Van Oeverden.

Uit: Onder de klokkentoren, schetsen uit een Veluws stadje, verzameld door G.F. Callenbach (5.7)

Hij was vrij lang en uiterst mager, zijn schouders stonden als kapstokken aan weerszijden van zijn lichaam. De neus was opvallend; dun als uit een plank gesneden en met een sterk Romeinse buiging. Die neusvorm was ongetwijfeld een der oorzaken van zijn wel heel eigenaardige spraak; een neusklank, die toch ook weer van de gewone neusklanken verschilde.
Uit welke streek hij kwam heb ik aan zijn dialect nooit kunnen horen, maar dat hij niet een “inboorling” was, bleek dadelijk als hij maar even sprak. Het meest opvallende aan zijn spreekwijze was dat hij alle klinkers, hetzij kort, hetzij lang, zeer gerekt uitsprak; een spreekmanier die zeer wel bij z’n algehele saaiheid paste.
Hij wilde graag voor een der “vromen” doorgaan, maar z’n geloofsleven was van een geheel bijzonder soort. Zo had hij een speciale aanleg om de “duivel” te onderkennen.
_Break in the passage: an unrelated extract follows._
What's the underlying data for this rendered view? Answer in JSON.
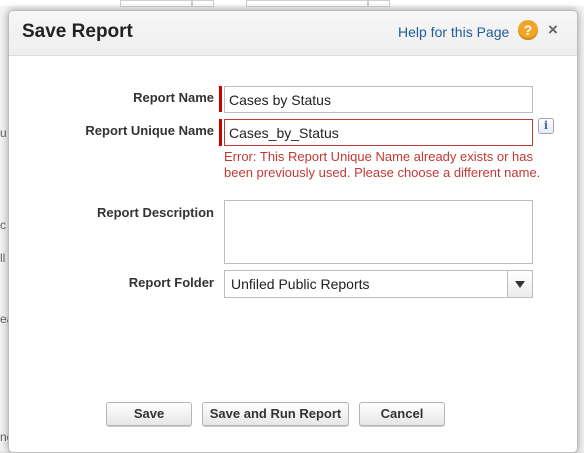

Nu eens zag hij hem op de weg in de gedaante van een zwarte kat, dan weer als een vleermuis op een der stangen in het kerkgebouw; want ja, ook dáár was hij, tenminste als Van Oeverden kerkte.
Dominee Van Melle *) was een der predikanten die hij niet verdragen kon, althans als predikant. Maar dominee Doornbos uit Barneveld was een geliefkoosde.
Op een keer toen dominee Doornbos een vacaturebeurt zou komen vervullen was deze, door rijtuigpech, verlaat. De gemeente wachtte en wachtte, maar geen dominee Doornbos verscheen. Eindelijk besloot dominee Van Melle dan de dienst maar te zullen waarnemen. Hij beklom de kansel, en nauwelijks zag Van Oeverden dit of hij stond op, onder de mededeling aan zijn omgeving: “Ik docht dat ’t Doornbos zou wezen, maar zie ’t is de Mel maor”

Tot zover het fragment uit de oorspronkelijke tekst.